A federal lawsuit filed Tuesday alleges that Republicans who control the North Carolina legislature drew discriminatory maps for congressional and state legislative districts by diluting the power of the state’s Black voters.
The lawsuit from the NAACP’s state chapter, Common Cause and several individual Black voters is the latest to challenge new districts enacted in late October that cement Republican power in the swing state.
But the outcome of this litigation will not affect the partisan balance in the US House of Representatives after next year’s congressional contests because the lawsuit is not challenging the district lines that will be used in 2024. The candidate filing deadline for next year’s elections expired December 15.
Instead, the plaintiffs say they are hoping for new maps ahead of the 2026 election.
The complaint alleges that Republican lawmakers, who hold a supermajority in the North Carolina General Assembly, “targeted Black voting precincts with surgical precision throughout the state … to achieve preferred district lines that diminish Black voters’ ability to elect candidates of their choice at all levels of government.”

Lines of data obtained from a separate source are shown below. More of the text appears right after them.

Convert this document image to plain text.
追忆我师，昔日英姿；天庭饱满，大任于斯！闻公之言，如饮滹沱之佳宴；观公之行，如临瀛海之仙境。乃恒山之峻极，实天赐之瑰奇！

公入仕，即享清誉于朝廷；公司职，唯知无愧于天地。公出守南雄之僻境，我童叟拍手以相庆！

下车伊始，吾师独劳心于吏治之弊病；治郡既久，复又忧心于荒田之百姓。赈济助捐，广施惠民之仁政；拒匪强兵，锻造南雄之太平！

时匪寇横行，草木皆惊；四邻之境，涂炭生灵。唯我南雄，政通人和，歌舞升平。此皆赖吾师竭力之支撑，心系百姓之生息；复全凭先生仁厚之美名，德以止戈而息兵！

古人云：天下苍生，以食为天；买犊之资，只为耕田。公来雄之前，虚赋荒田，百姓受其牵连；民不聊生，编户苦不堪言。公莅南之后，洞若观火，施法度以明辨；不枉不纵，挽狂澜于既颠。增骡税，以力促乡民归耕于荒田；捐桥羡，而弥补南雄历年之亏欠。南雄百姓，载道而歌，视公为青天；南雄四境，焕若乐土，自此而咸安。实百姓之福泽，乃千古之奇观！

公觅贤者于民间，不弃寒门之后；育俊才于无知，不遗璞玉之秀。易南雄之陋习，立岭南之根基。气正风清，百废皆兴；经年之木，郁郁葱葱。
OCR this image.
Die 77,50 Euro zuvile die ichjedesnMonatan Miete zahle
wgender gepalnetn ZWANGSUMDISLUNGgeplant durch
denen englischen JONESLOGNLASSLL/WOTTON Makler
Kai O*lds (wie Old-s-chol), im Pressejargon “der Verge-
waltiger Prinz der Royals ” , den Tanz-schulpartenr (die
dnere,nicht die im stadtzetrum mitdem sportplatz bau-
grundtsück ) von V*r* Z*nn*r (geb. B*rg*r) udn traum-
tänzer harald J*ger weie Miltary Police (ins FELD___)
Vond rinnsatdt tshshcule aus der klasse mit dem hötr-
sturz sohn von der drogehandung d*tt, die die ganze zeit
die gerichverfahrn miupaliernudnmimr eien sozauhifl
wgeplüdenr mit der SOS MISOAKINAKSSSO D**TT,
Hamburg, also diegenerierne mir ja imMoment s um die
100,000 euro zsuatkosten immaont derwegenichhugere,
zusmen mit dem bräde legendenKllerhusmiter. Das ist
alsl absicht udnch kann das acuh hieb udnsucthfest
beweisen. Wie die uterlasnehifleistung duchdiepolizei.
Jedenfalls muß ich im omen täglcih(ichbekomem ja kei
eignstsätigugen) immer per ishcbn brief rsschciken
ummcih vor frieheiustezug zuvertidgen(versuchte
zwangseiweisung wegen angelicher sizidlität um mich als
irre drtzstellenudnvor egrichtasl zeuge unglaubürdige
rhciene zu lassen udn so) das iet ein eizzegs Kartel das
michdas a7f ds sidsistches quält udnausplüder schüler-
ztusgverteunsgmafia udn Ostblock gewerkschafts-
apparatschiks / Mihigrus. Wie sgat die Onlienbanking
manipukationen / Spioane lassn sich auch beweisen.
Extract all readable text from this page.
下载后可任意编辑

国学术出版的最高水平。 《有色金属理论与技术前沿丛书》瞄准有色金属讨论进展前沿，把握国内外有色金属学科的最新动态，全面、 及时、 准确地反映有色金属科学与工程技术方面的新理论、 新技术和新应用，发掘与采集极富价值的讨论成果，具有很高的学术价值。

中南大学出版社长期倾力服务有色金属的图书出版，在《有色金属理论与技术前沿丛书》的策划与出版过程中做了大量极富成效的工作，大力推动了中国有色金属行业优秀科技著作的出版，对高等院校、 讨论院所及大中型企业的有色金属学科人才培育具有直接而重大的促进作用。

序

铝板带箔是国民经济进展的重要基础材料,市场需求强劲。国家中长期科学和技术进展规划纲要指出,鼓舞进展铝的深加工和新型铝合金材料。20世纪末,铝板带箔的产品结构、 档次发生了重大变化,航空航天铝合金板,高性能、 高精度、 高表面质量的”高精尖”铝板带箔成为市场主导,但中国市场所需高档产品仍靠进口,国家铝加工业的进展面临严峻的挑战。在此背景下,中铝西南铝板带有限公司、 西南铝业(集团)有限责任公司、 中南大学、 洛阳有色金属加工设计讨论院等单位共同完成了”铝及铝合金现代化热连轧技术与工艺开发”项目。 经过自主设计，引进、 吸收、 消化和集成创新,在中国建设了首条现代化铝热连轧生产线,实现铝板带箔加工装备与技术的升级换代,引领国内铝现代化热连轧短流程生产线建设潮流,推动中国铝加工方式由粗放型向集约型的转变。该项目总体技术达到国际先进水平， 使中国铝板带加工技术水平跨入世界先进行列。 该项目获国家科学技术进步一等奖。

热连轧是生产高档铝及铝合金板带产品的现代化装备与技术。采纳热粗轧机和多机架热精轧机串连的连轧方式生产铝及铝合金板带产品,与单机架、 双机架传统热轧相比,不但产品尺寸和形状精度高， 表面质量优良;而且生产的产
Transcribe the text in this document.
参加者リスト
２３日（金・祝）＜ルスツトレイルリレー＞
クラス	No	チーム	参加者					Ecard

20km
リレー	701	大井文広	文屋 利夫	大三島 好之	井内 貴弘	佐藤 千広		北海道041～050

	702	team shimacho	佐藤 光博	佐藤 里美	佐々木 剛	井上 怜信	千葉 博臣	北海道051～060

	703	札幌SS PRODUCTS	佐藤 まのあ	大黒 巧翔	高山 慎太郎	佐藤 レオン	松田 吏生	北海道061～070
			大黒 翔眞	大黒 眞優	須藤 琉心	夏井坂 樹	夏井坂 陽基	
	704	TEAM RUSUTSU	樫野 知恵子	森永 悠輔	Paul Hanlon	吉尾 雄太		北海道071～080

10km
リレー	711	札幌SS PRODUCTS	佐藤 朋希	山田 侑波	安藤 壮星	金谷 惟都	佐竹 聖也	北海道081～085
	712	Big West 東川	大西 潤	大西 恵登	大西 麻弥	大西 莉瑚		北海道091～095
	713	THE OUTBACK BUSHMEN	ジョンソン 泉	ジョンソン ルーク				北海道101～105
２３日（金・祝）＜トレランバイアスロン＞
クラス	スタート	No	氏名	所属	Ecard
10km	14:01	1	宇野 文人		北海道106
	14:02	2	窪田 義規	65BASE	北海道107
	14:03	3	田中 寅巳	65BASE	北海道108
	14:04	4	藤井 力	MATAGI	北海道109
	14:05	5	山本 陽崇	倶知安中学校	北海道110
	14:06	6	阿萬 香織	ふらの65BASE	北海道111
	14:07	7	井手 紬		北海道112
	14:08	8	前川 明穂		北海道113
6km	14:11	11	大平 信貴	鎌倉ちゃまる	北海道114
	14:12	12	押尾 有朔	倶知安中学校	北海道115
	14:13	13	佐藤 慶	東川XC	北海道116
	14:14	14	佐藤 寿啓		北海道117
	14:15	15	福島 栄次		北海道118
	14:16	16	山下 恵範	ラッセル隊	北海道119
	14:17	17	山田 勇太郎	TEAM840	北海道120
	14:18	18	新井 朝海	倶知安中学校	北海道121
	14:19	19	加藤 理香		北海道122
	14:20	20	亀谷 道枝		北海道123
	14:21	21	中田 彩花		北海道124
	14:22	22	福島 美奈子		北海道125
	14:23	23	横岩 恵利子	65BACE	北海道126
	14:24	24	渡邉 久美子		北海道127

In a statement, Deborah Maxwell, president of the NAACP’s North Carolina State Conference, said lawmakers knowingly sought to erode “the power of Black voters, power that was fought for over decades of violent discrimination and suffering.”
North Carolina House Speaker Tim Moore and Senate leader Phil Berger, the legislature’s top two Republicans, did not immediately respond to requests for comment. During the recently concluded redistricting process, Republicans who oversaw the map drawing insisted that they never consulted data about race in configuring the new districts.
The congressional map could help Republicans pick up at least three US House seats after next year’s elections. The GOP currently holds a razor-thin majority in the chamber, and redistricting skirmishes around the country could shape which party gains the upper hand next year.
Three House Democrats from North Carolina, whose districts were significantly reshaped by the state legislature, have already announced that they will not seek reelection next year. Moore is running for Congress from one of those newly redrawn districts.
Currently, North Carolina’s congressional delegation is split 7-7 between the political parties under temporary lines imposed by a court that applied only to the 2022 election.
A separate lawsuit filed earlier this month asks a federal court to grant an injunction and block the use of the new congressional map for next year’s elections on grounds that it “intentionally discriminates against minority voters” in violation of the US Constitution.